Entrepreneurial Competency #2: Taking Action

Bozhanka Vitanova
4 min readOct 24, 2017

The next natural step, after identifying an opportunity/understanding one’s calling is taking action. Simple enough, yet probably the hardest step in the process.

The most frequent questions I get from people enticed by the startup scene, are: How do I start? What is my first step? Do I create a business plan? Do I go look for investors? Do I sign up for an entrepreneurship program?

I make Day#2 in Shanghai about exploring and working on that sense of agency and taking action. And quite representative of what this step in the process really feels like, halfway through the day I get extreme jet lag, and need to postpone a couple of my planned activities for the day.

Most of my day is spent with the expat startup community in Shanghai. The city is a popular destination for expats: about 200,000 live and work here. And not being immune to the startup fever, many of them test their entrepreneurial potential.

The theme of my day is creating change, which does seem to come more naturally to those that have already made a decision to relocate their families and completely change their lives. I am gathering information on the process and tactics that work over a Design Thinking workshop with the Startup Leadership Program (which funny enough was first started in Boston).

“Just going about your daily life and spending time with people who stick to comfort and stability is very unlikely to turn you into an entrepreneur one day,” shares an Indian entrepreneur whose corporate job has taken him to Shanghai.

You do need some kind of shock treatment. Just putting yourself in a very different situation, very different environment, where the rules of your regular life do not apply. For some of these people moving to a different country decreases their resistance to change, so the startup process seems less daunting.

Taking action also seems to be contagious, which does explain the startups concentration in a few urban centers around the globe. Joining groups where one is more likely to be surrounded by people who assume responsibility and take action can be quite effective in developing such habits.

Sharing the idea is another piece of the puzzle. Most aspiring entrepreneurs are hesitant to do so, either because they are afraid someone might copy it or because they just don’t feel confident enough.

What I do confirm today is that ideas never come fully formed.

The process is not: I have an idea -> I work hard on developing it and preparing it to become alive -> I execute it.

It is more like I have an idea -> I share it with people who ask questions and help me think of aspects I had overlooked. I share it with people that hold me accountable to it -> I work on it -> I share it with potential customers and pretend I actually have an idea of what I am speaking about. I continue speaking about it and get others on board -> I start executing.

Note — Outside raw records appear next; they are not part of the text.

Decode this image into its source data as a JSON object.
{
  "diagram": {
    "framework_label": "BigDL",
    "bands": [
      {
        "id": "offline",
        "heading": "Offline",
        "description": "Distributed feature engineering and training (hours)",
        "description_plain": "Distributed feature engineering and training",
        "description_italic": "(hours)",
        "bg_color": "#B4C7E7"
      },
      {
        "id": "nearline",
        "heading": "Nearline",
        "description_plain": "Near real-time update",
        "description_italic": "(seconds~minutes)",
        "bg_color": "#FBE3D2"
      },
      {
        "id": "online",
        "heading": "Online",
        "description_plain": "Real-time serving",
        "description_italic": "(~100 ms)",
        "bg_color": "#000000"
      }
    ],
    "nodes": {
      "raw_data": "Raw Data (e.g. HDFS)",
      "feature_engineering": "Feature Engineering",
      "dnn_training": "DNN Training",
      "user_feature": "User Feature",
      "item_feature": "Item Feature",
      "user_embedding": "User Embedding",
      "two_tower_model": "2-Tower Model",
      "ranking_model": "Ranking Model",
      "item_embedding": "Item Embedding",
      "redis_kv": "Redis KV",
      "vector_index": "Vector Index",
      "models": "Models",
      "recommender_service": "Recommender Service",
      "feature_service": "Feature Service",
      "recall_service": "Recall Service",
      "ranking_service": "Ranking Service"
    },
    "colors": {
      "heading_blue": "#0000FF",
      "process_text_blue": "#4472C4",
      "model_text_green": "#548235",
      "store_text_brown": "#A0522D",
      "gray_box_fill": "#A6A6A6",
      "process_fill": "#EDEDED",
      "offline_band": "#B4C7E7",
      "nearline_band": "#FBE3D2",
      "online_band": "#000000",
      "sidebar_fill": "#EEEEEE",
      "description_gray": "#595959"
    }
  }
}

Successful entrepreneurs are able to assume responsibility and believe in their ability to create change and fix problems. The process is not so straightforward though. Many now successful entrepreneurs have struggled with this very first step. Even people that have already succeeded in building a company in the past experience moments of hesitation.

One of the people that I meet today tells me that this “sense of agency/taking action” works a bit differently in China. Innovation and entrepreneurship incentives come from the top, it is a focus for the Chinese government and there is a lot of capital directed to the startup space. It does seem to address the take action component, simply by making startups appealing enough. Or maybe even by making it seem as the natural next step or the right way to go.

Is it enough to start? Seems so. Is it enough to make innovation and entrepreneurship the driver of the Chinese economy? Yet to be seen.

I’ll be exploring skills relevant to what happens once you are on the entrepreneurial journey for the rest of my stay. Day 3 will be focused on problem-solving and I will be spending it exploring the University environment and working with students at Fudan and Tongji University.

This is a journal entry of my second day of the IMPROVE program by the WEF Global Shapers Community where I am practicing core entrepreneurial skills in unconventional ways while engaging local Shanghai entrepreneurs and entrepreneurs to-be. Special thanks to Darren O’Connel for the workout interview this morning and being my guide through the Shanghai startup scene and Yuchen Zhang from the Startup Leadership Program for helping me find answers to my many questions.